API Peringatkan: Bea Masuk Anti-Dumping POY-DTY Berisiko Bumerang bagi Industri Tekstil Nasional
Jakarta, 16 Juni 2025 – Asosiasi Pertekstilan Indonesia (API) secara tegas menyatakan keraguan terhadap efektivitas rencana pengenaan Bea Masuk Anti-Dumping (BMAD) atas impor bahan baku krusial, Polyester Oriented Yarn (POY) dan Draw Textured Yarn (DTY), dalam upaya memulihkan industri tekstil nasional. Ketua Umum API, Jemmy Kartiwa, memperingatkan bahwa pendekatan kebijakan yang justru membebani biaya akses bahan baku ini berpotensi kontraproduktif. Terutama bagi sektor hilir yang padat karya serta menjadi tulang punggung ekspor dan penyedia lapangan kerja.
Menurut API, keberhasilan penerapan BMAD sangat bergantung pada pemahaman mendalam terhadap struktur industri, keterkaitan erat dalam rantai nilai pasok, serta kesiapan adaptasi dari sektor hulu maupun hilir dalam menyerap dampak kebijakan tersebut. Tanpa pertimbangan yang matang, kebijakan ini bisa menimbulkan konsekuensi tak terduga.
Jemmy Kartiwa menjelaskan, POY dan DTY adalah bahan baku strategis yang vital dan digunakan secara luas oleh para pelaku industri tekstil dan produk tekstil (TPT). Oleh karena itu, penerapan BMAD terhadap kedua komoditas ini harus mempertimbangkan secara matang dampaknya terhadap keberlanjutan industri secara menyeluruh, termasuk kelangsungan usaha skala kecil dan menengah. Industri TPT sendiri dikenal sangat rentan terhadap fluktuasi harga dan ketersediaan bahan baku. Pemberlakuan BMAD, alih-alih melindungi, justru dikhawatirkan dapat mengganggu kapasitas produksi sektor hilir, melemahkan daya saing di pasar ekspor global, dan pada akhirnya menaikkan harga jual produk di pasar domestik.

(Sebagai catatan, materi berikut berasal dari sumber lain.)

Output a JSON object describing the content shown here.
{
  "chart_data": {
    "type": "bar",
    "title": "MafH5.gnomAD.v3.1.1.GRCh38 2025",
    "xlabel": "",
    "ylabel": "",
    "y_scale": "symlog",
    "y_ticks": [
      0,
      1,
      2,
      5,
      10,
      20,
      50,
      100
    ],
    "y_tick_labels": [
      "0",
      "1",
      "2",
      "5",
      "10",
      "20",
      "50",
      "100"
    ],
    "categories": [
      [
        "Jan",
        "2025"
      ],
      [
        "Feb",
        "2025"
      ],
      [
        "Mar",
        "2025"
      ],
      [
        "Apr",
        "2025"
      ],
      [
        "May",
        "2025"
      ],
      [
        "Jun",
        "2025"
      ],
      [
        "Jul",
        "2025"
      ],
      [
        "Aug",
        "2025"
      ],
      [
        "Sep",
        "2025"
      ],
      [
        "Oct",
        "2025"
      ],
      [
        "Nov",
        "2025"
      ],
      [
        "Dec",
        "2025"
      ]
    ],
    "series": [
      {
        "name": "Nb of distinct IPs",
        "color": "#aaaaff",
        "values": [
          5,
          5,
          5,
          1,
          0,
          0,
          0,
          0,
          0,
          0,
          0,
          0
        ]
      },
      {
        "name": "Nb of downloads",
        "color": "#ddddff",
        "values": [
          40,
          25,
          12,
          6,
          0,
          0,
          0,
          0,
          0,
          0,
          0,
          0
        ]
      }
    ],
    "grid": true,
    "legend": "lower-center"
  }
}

Menyikapi hal ini, API mengusulkan agar kebijakan perlindungan seperti BMAD lebih tepat diarahkan pada produk hilir TPT, seperti pakaian jadi dan tekstil rumah tangga, yang memang lebih rentan terhadap praktik dumping atau kelebihan pasokan dari negara pengekspor. Sebaliknya, sektor hulu, termasuk produksi benang dan serat, dinilai lebih membutuhkan pendekatan insentif. Ini bisa berupa fasilitas fiskal dan non-fiskal untuk peningkatan kapasitas dan efisiensi, insentif investasi dalam restrukturisasi mesin, serta jaminan akses bahan baku dan energi yang stabil dan kompetitif.
Jemmy Kartiwa menegaskan bahwa regulasi hambatan tarif seperti BMAD bukanlah satu-satunya jalan keluar untuk melindungi industri, terutama jika tidak ditopang oleh ekosistem yang kokoh. Ia mendesak agar pemerintah mengadopsi kebijakan berbasis data dan memperkuat kolaborasi lintas kementerian. Tujuannya adalah menciptakan arah pengembangan industri yang lebih terstruktur, adil, dan berorientasi jangka panjang demi keberlanjutan industri tekstil.
Selain itu, API juga merekomendasikan langkah-langkah strategis lain yang dinilai lebih berdampak dan berkelanjutan. Ini mencakup penguatan pengawasan terhadap impor ilegal dan praktik *under valuation*, digitalisasi menyeluruh sistem pengawasan bea masuk dan perbatasan, serta harmonisasi kebijakan perdagangan dan industri guna memperkuat daya saing nasional secara keseluruhan.
Terakhir, API memandang krusial adanya forum dialog teknis yang terbuka dan inklusif sebelum pemerintah mengambil keputusan kebijakan berdampak besar seperti BMAD. Forum ini diharapkan mampu melibatkan beragam pemangku kepentingan, mulai dari asosiasi industri, pemerintah, akademisi, hingga pelaku usaha di seluruh rantai pasok. Tujuannya agar setiap kepentingan, dari sektor hulu hingga hilir, dapat terakomodasi secara adil dan proporsional demi kemajuan industri tekstil Indonesia yang lebih sehat dan berdaya saing.